Tabii ya, Akane öldü.
"Kendine gel diyorum sana, duymuyor musun aptal!" Yüzüme tekrardan inen sert bir yumrukla sarsıldım. İnui bana ilk defa elini kaldırdı. İkimizi ayırmaya gelen Takemicchiyle burnumu sildim. "Durun artık!" Gözlerimi İnuiyle birleştirdiğimde o ağlıyordu. O ilk defa ağlıyordu ve benim yüzümdendi. "Siktir git, Koko! Cidden siktir git! Katlanamıyorum artık sana!" Takemicchi onu sakinleştirmeye çalışıyordu. Ben ise hiçbir şey diyemiyordum yahut yapamıyordum.
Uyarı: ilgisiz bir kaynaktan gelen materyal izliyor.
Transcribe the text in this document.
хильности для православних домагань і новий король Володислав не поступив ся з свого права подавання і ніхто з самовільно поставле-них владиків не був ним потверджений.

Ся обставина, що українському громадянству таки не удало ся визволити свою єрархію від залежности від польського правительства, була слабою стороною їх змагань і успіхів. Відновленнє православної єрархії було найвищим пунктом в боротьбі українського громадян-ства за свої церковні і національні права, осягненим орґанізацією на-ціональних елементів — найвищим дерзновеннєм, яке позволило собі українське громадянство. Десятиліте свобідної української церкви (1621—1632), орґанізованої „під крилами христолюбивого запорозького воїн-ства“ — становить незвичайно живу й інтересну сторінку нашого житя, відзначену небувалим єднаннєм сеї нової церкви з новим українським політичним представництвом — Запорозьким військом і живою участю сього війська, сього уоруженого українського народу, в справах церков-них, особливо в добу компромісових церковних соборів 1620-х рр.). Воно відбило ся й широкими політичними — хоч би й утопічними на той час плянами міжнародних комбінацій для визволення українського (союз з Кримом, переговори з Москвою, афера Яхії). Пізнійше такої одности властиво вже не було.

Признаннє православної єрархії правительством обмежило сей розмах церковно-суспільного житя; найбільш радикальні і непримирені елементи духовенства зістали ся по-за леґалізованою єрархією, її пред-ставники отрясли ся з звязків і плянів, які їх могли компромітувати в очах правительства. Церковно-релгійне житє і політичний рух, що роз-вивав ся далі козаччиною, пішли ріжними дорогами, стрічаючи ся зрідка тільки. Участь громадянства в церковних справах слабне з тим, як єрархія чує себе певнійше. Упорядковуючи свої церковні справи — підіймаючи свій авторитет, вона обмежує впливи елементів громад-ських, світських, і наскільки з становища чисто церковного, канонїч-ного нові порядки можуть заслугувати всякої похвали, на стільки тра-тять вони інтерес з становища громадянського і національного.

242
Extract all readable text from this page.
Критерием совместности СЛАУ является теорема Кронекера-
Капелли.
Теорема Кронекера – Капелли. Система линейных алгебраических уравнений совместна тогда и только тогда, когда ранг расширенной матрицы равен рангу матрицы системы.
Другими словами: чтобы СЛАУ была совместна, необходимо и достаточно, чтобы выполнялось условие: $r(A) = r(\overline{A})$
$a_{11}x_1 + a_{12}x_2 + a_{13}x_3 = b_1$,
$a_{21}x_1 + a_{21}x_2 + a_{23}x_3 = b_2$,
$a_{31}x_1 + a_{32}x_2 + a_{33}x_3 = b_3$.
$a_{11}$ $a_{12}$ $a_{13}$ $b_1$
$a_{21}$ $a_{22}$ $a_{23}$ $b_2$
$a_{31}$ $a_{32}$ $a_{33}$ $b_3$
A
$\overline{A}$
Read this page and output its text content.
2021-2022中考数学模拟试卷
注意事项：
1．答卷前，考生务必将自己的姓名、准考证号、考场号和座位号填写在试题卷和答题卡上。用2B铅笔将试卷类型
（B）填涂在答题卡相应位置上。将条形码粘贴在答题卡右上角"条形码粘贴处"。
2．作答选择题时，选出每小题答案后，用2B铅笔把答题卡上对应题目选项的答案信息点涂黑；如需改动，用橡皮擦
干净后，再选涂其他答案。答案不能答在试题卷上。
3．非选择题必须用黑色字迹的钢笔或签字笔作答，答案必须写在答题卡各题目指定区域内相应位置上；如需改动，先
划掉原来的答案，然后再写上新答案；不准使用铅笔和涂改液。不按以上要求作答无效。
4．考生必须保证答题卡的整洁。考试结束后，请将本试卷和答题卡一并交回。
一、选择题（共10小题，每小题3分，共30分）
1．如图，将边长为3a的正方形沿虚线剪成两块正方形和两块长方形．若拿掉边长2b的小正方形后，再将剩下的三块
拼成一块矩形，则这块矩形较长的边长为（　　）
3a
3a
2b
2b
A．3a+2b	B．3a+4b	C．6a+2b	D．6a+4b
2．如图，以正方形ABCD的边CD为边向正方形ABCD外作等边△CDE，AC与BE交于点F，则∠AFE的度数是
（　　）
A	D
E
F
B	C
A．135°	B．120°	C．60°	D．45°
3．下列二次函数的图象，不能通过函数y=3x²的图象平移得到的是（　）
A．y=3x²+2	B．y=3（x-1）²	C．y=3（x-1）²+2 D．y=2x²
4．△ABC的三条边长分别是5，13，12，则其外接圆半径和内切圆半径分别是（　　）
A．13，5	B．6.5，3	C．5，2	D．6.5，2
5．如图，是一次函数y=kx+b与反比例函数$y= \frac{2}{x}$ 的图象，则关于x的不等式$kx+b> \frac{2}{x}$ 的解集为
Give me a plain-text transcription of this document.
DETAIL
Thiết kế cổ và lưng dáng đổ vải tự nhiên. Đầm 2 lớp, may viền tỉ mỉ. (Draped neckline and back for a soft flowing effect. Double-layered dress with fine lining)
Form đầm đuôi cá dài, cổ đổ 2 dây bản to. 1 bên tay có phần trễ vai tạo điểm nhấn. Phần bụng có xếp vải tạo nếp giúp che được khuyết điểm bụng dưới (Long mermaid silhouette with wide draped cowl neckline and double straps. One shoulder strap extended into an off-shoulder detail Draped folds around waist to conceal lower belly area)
Takemicchi bana döndü. "Koko şimdilik gitsen iyi olur, sakin bir kafayla konuşursunuz bunları." Mimik oynatmadan arkamı dönüp gittim.
Neden her şey böyle olmak zorundaydı, her şey benim suçum muydu? İnui'nin ağlaması, Akane'nin ölmesi. Benim suçum mu?
Tanrım, senden bir şans daha istiyorum lütfen.
--------------------------------------------------
Kütüphanede tanıştık, on yaşımızda. İnuiyi sıkıcı bir kitap okuyordu, elini tutup o bunaltıcı yerden çıkarıp birlikte akşama kadar oyun oynadık dışarıda. Kendimizi o kadar kaptırmıştık ki isimlerimizi bile sormayı unutmuştuk birbirimize. "Ah!"
"Hm?"
"Adın ne!"
"Seishu İnui. Senin?"
"Hajime Kokonoi. Memnun oldum İnui!!"
"Ben de."
İki sene boyunca her gün birlikte oyunlar oynadık. Üçüncü sene onunla okuldan eve giderken bir gün Akaneyle tanıştım. Büyüleyici bir güzelliği vardı, İnuiye çok benziyordu. Tanışmamızdan sonra Akaneyi görebilmek için her gün onlara gittim. Hem de bir gün cesaret edip ona evlenme teklifi ettim. Büyüdüğünde benimle evleneceğini söyledi. Dünya'nın en mutlusuydum o gün. Ta ki geceye kadar. Birden bire ev yanmaya başladı, koşarak içeri girdim ve yer de gördüğüm Akane sandığım İnuiyi kucaklayarak evden geri çıktım. "Akane-san?" Fakat ceketimi üzerinden kaldırdığımda karşımdaki İnui ile dehşet içine düşmüştüm. "Karıştırdın, ben Akane değilim." Ekipler gelerek evi söndürdü, ambulansla Akaneyi ve ailesini hastaneye götürdüler, İnuiyide. Tir tir titrerken eve gitmek zorunda kaldım. Birkaç sene Akane komada kaldı.
"Hangi çiçeği alayım ona, İnui?"
"Kes şunu artık, aldığın çiçekler solup gidiyor yazık değil mi?" Onu umursamazlıktan gelerek bir buket papatya alıverdim ve hastaneye doğru yola koyulduk. "Akane-san için kırk milyon yeni toplayacağım." Hastane'nin sessiz koridorunda odaya doğru ilerliyorduk. "Koko..." Cümlesinin devamını duymazdan gelip odaya girdim. Akaneye aldığım solmuş çiçekleri çöpe atarak yenilerini komidine koydum. "Biz geldik, Akane-san." Yanına sandalye çekip oturdum. "Her zaman aynı çiçeği alıyordum, bu sefer papatya alayım dedim. Beğendin değil mi?" Akaneden ses gelmiyordu ama ben sanki cevabımı alıyordum. "Bir gün bu çiçekler düğün çiçeğimiz olacaklar." Hafifçe gülümsedikten sonra tebessüm ederek hafifçe sızlandım.
"Uyanmayacak Koko, sen de vazgeç artık."
"Kes sesini." Göz yaşlarım seller gibi akmaya başladı yanaklarımdan. "Siktir." Başımı yere eğerek kolumla sildim. Ağlarken daha da ağladım, daha da ve daha da. İnui'nin adımlarını bana doğru geldiğini ve birkaç adım sonrası bedenini yanımda hissettim. Ne yaptığımı anlamadan hızla gövdesine sarılarak hıkçır hıkçır ağlamaya başladım. O da bana sarıldıktan sonra sessiz çığlıklarını atıyordu. O hiç ağlamıyordu.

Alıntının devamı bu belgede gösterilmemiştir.